Gwendoline Porter

Personal information
- Nationality: British (English)
- Born: 25 April 1902 Ilford, London
- Died: 29 August 1993 (aged 91) Battle, England

Sport
- Sport: Athletics
- Event: Sprints
- Club: London Olympiades AC

Medal record
Representing Great Britain
Women's Athletics
Women's World Games
| Gold medal – first place | 1922 Paris | 4×110 yd |
Olympic Games
| Bronze medal – third place | 1932 Los Angeles | 4×100 m relay |

= Gwendoline Porter =

British sprinter (1902–1993)

Gwendoline Alice Porter (25 April 1902 – 29 August 1993) was a British track and field athlete who competed mainly in the 100 metres.

== Biography ==
She was born in Ilford, London. She worked in the head office of an insurance company.

In 1922 she participated at the Women's Olympiad in Paris and won the gold medal in the 4×110 yds relay (with Mary Lines, Nora Callebout, Daisy Leach and Porter as fourth runner) setting a new world record.

Porter finished third behind Nellie Halstead in the 100 yards event at the 1931 WAAA Championships and third behind Ethel Johnson in the 100 yards event at the 1932 WAAA Championships.

Shortly afterwards, she was one of five women entered by the Women's Amateur Athletic Association at the 1932 Los Angeles Summer Olympics as Britain's first female Olympians in athletics events, together with Ethel Johnson, Eileen Hiscock, Nellie Halstead, and seventeen-year-old Violet Webb.

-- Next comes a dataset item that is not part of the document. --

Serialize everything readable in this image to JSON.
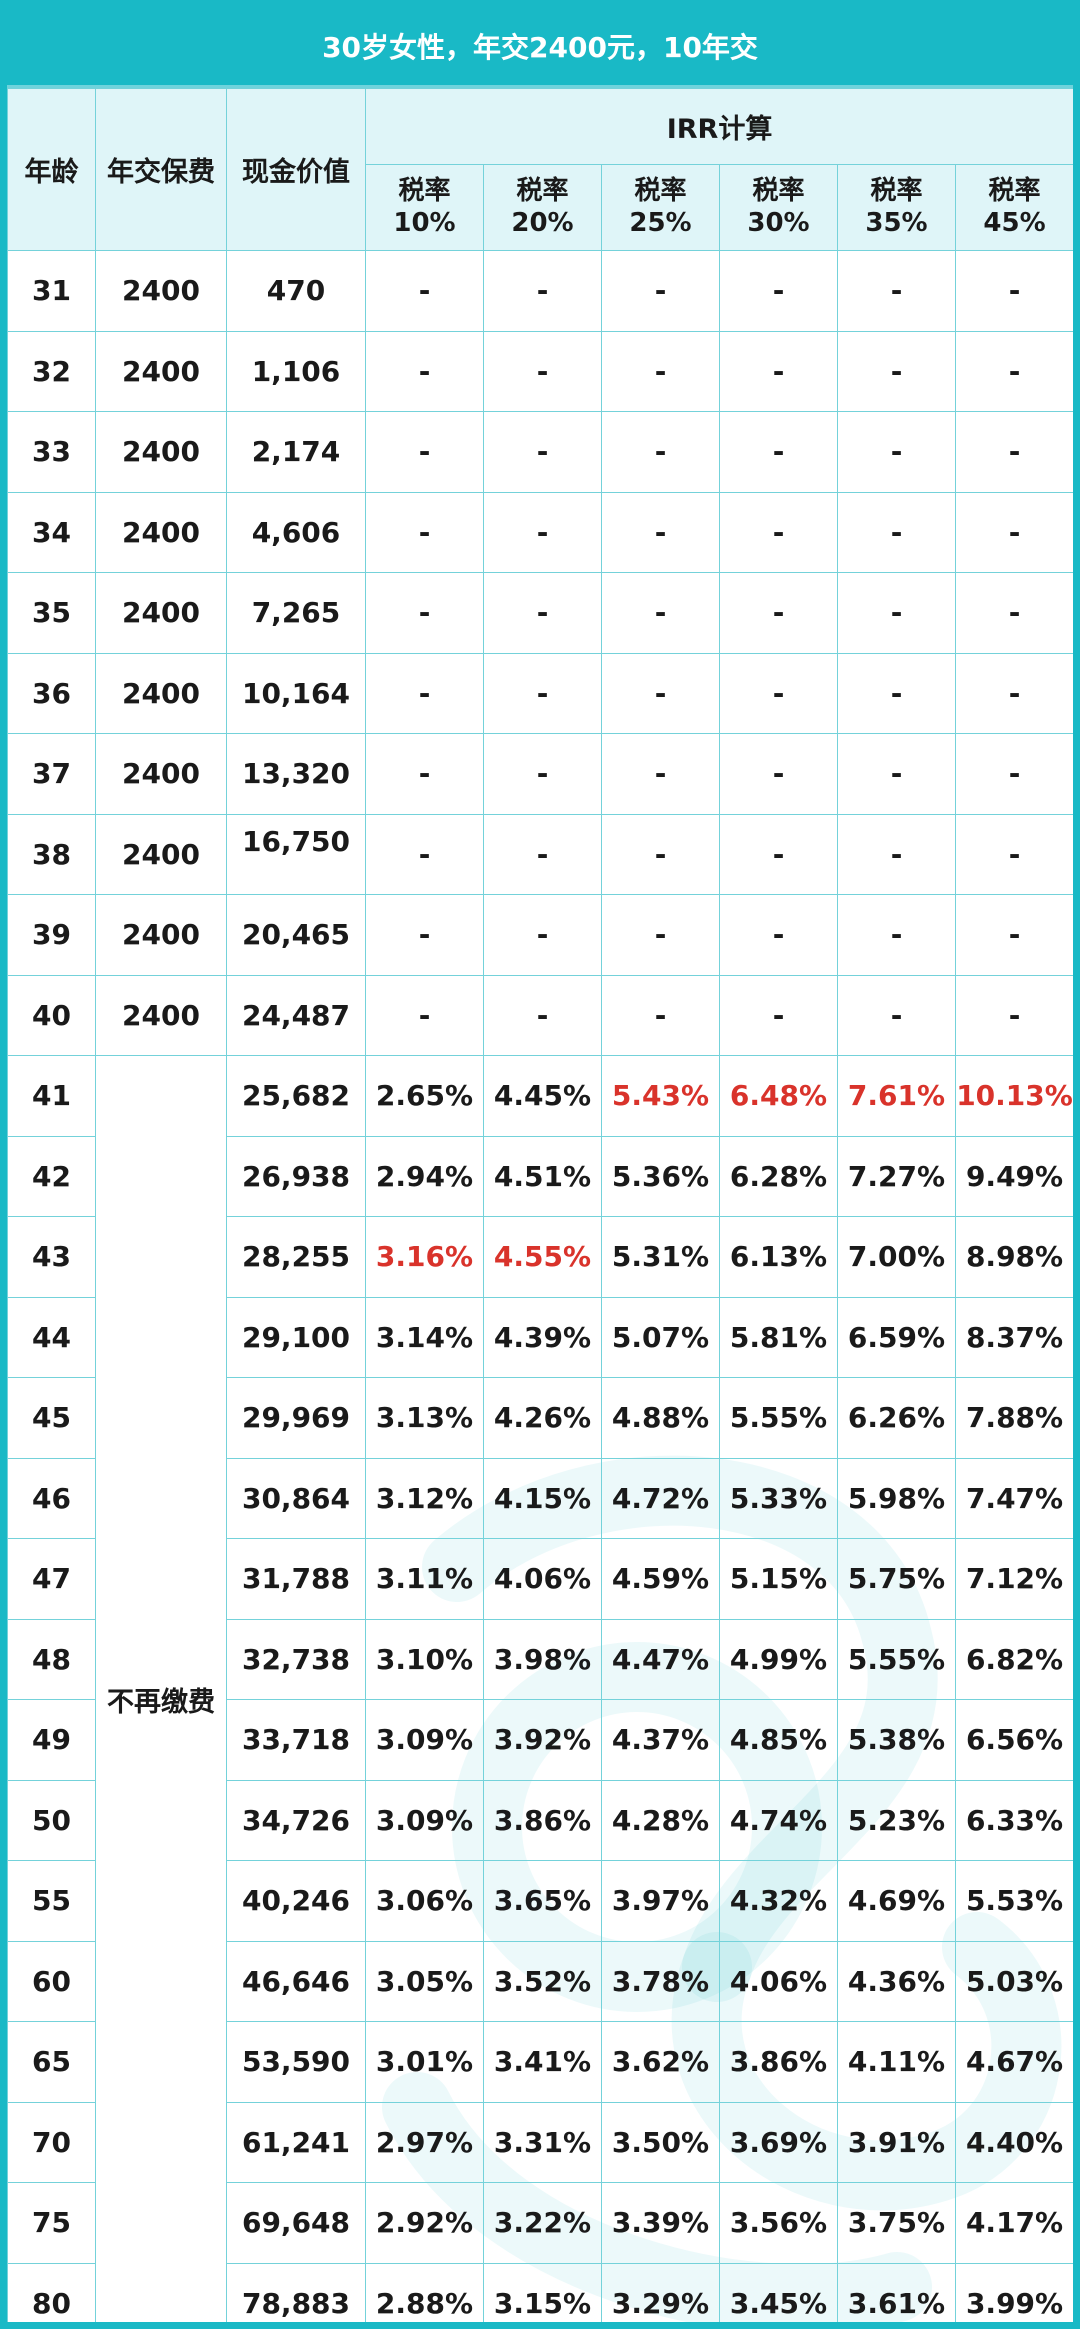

They sailed for five days from Southampton to Quebec and then travelled a further 3000 miles by train before arriving in Los Angeles. In the 4 x 100 metres women's relay she won the bronze medal with her teammates Eileen Hiscock, Violet Webb (replacing the injured Johnson) and Nellie Halstead. In the women's 100 metres she came 4th in her heat.